And even as the words rang once again in Taurus Antinor's ears, the awful darkness of that momentous hour fell upon the dream-hill far away. Golgotha, with its three towering crosses vanished from before the visionary's gaze. Once more there rose before him the marble temples of pagan Rome that crowned the Capitol—the gorgeous idols covered in gold, these gods of mockery before whom the mightiest Empire in the world was satisfied to bow the knee.
And that same sweet, sad longing rose in the dreamer's heart.
"Could I but have heard Thee speak more often!... Could I but have touched Thy hands, methinks that I would have understood.... But now ... now all is still dark before me ... and the way is so difficult."

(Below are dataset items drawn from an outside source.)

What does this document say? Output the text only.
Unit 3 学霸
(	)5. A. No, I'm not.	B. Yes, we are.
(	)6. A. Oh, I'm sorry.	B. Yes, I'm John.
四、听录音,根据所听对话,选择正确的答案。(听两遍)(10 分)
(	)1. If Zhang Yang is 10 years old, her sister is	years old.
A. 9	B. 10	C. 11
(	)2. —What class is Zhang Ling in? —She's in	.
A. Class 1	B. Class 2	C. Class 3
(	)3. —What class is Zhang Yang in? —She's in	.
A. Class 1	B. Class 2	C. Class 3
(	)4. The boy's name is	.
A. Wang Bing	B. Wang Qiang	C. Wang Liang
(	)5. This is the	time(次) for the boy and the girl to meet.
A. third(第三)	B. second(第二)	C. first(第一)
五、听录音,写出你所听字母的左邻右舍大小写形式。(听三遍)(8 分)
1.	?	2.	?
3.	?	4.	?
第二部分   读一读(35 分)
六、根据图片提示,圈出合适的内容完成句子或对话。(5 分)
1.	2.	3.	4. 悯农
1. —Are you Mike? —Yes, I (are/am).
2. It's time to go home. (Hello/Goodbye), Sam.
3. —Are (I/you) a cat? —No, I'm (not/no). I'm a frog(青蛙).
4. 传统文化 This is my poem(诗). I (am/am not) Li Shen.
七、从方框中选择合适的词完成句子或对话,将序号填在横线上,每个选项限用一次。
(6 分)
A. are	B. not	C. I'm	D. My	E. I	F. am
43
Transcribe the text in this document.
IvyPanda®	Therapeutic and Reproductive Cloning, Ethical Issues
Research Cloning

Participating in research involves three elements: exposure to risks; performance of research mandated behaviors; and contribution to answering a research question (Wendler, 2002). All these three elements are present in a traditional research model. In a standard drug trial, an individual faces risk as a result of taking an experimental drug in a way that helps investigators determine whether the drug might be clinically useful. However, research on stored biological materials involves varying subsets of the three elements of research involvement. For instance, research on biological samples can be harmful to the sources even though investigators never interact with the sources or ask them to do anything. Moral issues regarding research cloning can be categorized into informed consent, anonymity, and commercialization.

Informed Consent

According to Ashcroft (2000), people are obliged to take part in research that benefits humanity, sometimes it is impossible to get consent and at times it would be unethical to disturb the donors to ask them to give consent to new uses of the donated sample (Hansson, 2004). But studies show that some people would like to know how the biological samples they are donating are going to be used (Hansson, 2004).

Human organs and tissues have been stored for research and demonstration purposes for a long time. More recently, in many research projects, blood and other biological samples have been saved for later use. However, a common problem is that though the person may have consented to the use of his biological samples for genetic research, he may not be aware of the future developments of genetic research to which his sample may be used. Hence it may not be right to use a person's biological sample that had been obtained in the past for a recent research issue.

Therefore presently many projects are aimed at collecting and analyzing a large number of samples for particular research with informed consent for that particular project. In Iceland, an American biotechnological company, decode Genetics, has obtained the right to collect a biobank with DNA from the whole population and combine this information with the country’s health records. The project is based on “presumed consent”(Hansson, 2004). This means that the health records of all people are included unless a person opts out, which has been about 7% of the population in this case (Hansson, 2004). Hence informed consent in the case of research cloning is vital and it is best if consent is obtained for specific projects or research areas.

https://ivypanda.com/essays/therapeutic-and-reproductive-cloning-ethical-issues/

And even as the sigh died upon his lips there came from behind him the sound of prolonged and hoarse laughter, followed by snatches of a drinking song and loud calls for slaves and litters.
Caius Nepos' guests were leaving the hospitable house at last. Drunk with wine, smothered in flowers, replete with every epicurean delight they were going home now, having, mayhap, forgotten that they had plotted to murder Cæsar and to raise themselves to power at all costs, even if that cost was to be a sea of blood or the ruins of Rome.
The song and laughter soon died away in the distance. Taurus Antinor had distinguished the voice of Hortensius Martius and that of Ancyrus, the elder. The sigh of sadness turned to one of bitterness, his arms dropped by his side, and a cry of harsh contempt escaped his parched? throat.
"Oh, Man of Galilee," he murmured, "didst die for such as these?"